Church once named after Confederate general dedicates new ‘home base’ for racial healing

By David Paulsen
Posted Feb 6, 2019
Community Room

Parishioners at Grace Episcopal Church in Lexington, Virginia, attend a dedication Feb. 3 of the church’s Jonathan M. Daniels Community Room. Photo: Martha Ann Burford

[Episcopal News Service] The Diocese of Southwestern Virginia gathered in Roanoke at the end of January for its 100th anniversary convention, which was capped by a lively Eucharist on Jan. 27 with Presiding Bishop Michael Curry, who heralded the moment as a time “to anticipate the future with revival.”

About an hour northeast of the 10,000-seat Berglund Center, where Curry preached, the diocese’s congregation in Lexington, Virginia, is hoping for a revival of its own – on a smaller scale, perhaps, but with the parish’s existence and identity at stake.

For more than 100 years, the congregation had been known as the R.E. Lee Memorial Church, a tribute to the Confederate general who served as a senior warden there after the Civil War. Facing pressure from Southwestern Virginia Bishop Mark Bourlakas and from like-minded parishioners, the congregation’s vestry narrowly voted in September 2017 to change the name back to its original Grace Episcopal Church, though that resolution left a wound that is still healing.

“We lost a lot of people,” the Rev. James Hubbard, interim rector, said in a phone interview. “A good number of the folks who left have come back slowly. Some have not. I’m sure some will never come back, but it was for all sorts of reasons.”

A year and a half later, the congregation is charting a way forward by emphasizing racial reconciliation. On Feb. 3, parishioners were in in a festive mood for the dedication of three newly renovated gathering spaces in the church’s undercroft, including a community room created as a “home base” for the congregation’s racial healing efforts through The Episcopal Church’s Becoming Beloved Community framework.

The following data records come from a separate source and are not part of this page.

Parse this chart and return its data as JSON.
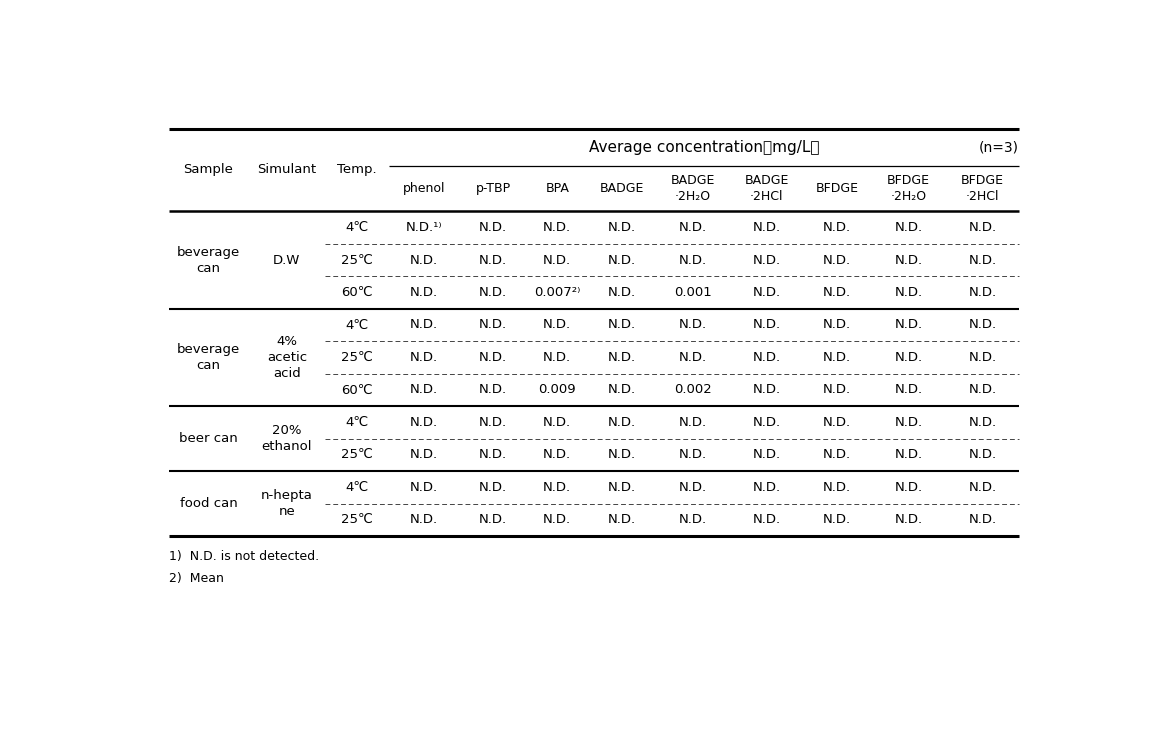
{
  "title": "Average concentration（mg/L）",
  "n_label": "(n=3)",
  "sample_header": "Sample",
  "simulant_header": "Simulant",
  "temp_header": "Temp.",
  "col_labels": [
    "phenol",
    "p-TBP",
    "BPA",
    "BADGE",
    "BADGE\n·2H₂O",
    "BADGE\n·2HCl",
    "BFDGE",
    "BFDGE\n·2H₂O",
    "BFDGE\n·2HCl"
  ],
  "sample_groups": [
    {
      "sample": "beverage\ncan",
      "simulant": "D.W",
      "rows": [
        {
          "temp": "4℃",
          "values": [
            "N.D.¹⁾",
            "N.D.",
            "N.D.",
            "N.D.",
            "N.D.",
            "N.D.",
            "N.D.",
            "N.D.",
            "N.D."
          ]
        },
        {
          "temp": "25℃",
          "values": [
            "N.D.",
            "N.D.",
            "N.D.",
            "N.D.",
            "N.D.",
            "N.D.",
            "N.D.",
            "N.D.",
            "N.D."
          ]
        },
        {
          "temp": "60℃",
          "values": [
            "N.D.",
            "N.D.",
            "0.007²⁾",
            "N.D.",
            "0.001",
            "N.D.",
            "N.D.",
            "N.D.",
            "N.D."
          ]
        }
      ]
    },
    {
      "sample": "beverage\ncan",
      "simulant": "4%\nacetic\nacid",
      "rows": [
        {
          "temp": "4℃",
          "values": [
            "N.D.",
            "N.D.",
            "N.D.",
            "N.D.",
            "N.D.",
            "N.D.",
            "N.D.",
            "N.D.",
            "N.D."
          ]
        },
        {
          "temp": "25℃",
          "values": [
            "N.D.",
            "N.D.",
            "N.D.",
            "N.D.",
            "N.D.",
            "N.D.",
            "N.D.",
            "N.D.",
            "N.D."
          ]
        },
        {
          "temp": "60℃",
          "values": [
            "N.D.",
            "N.D.",
            "0.009",
            "N.D.",
            "0.002",
            "N.D.",
            "N.D.",
            "N.D.",
            "N.D."
          ]
        }
      ]
    },
    {
      "sample": "beer can",
      "simulant": "20%\nethanol",
      "rows": [
        {
          "temp": "4℃",
          "values": [
            "N.D.",
            "N.D.",
            "N.D.",
            "N.D.",
            "N.D.",
            "N.D.",
            "N.D.",
            "N.D.",
            "N.D."
          ]
        },
        {
          "temp": "25℃",
          "values": [
            "N.D.",
            "N.D.",
            "N.D.",
            "N.D.",
            "N.D.",
            "N.D.",
            "N.D.",
            "N.D.",
            "N.D."
          ]
        }
      ]
    },
    {
      "sample": "food can",
      "simulant": "n-hepta\nne",
      "rows": [
        {
          "temp": "4℃",
          "values": [
            "N.D.",
            "N.D.",
            "N.D.",
            "N.D.",
            "N.D.",
            "N.D.",
            "N.D.",
            "N.D.",
            "N.D."
          ]
        },
        {
          "temp": "25℃",
          "values": [
            "N.D.",
            "N.D.",
            "N.D.",
            "N.D.",
            "N.D.",
            "N.D.",
            "N.D.",
            "N.D.",
            "N.D."
          ]
        }
      ]
    }
  ],
  "footnotes": [
    "1)  N.D. is not detected.",
    "2)  Mean"
  ],
  "bg_color": "#ffffff",
  "text_color": "#000000",
  "font_size": 9.5,
  "header_font_size": 9.5
}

Johnathan M. Daniels Community Room

The Jonathan M. Daniels Community Room is part of the renovated undercroft area at Grace Episcopal Church in Lexington, Virginia. Photo: Grace Episcopal, via Facebook

The dedication ceremony, held between the congregation’s two Sunday morning services, featured a Psalm reading and a blessing: “Lord God almighty … look with favor on your servants who will gather in this clean and simple space. Enable them to communicate truth, to foster love, to uphold justice and right, and to provide enjoyment. Let them promote and support that peace between peoples.”

Grace Episcopal Church’s community room, backed by a $47,000 grant from the United Thank Offering, or UTO, is named after Jonathan Myrick Daniels, a white Episcopal seminarian who was killed in 1965 while shielding a black girl in Alabama from a shotgun blast. Daniels attended the church in Lexington while he was a cadet at the Virginia Military Institute, and The Episcopal Church honors him as a martyr on his feast day, Aug. 14.

The UTO grant application noted that the congregation in Lexington “nearly came apart” in 2017 after two years of tense debate over its name. The process of congregational soul-searching began in the wake of the 2015 massacre at a black church in Charleston, South Carolina, by a racist gunman with a fondness for Confederate symbols.

“I think the general feeling in the parish is that we have come through a very bad time but are now on the other side of it – wiser and more sober-minded, I think, for having gone through it,” Anne Hansen, a former vestry member, told Episcopal News Service by email.

Two signs

The congregation in Lexington, Virginia, changed its name from R.E. Lee Memorial Church to Grace Episcopal Church in September 2017.

Hubbard expressed hope that the congregation has begun moving past the bitter conflict over its identity and history. “I don’t think conflicts get wholly smoothed over,” he said, but “it’s a much happier place.”

The congregation took a big step forward in May when it invited monks from Holy Cross Monastery in West Park, New York, to lead parishioners in a healing and reconciliation workshop, Hubbard said. Church members who had taken opposing positions during the debate over the old name faced each other across the aisle of the church and asked for forgiveness.

“There were people with tears running right down their faces,” Hubbard said.

The congregation is working to add Beloved Community events to its schedule of activities in the community room. Even before the room’s dedication, the church had begun hosting events aimed at racial healing, such as a hymn sing that was joined by a half-dozen churches, black and white, in Lexington.

Grace Episcopal “is really solidly behind” the work of racial reconciliation, Hubbard said, adding that everyone also is still riding high after Curry’s rousing sermon at the diocesan convention.

“The parish is really pumped up, like the entire diocese is,” Hubbard said.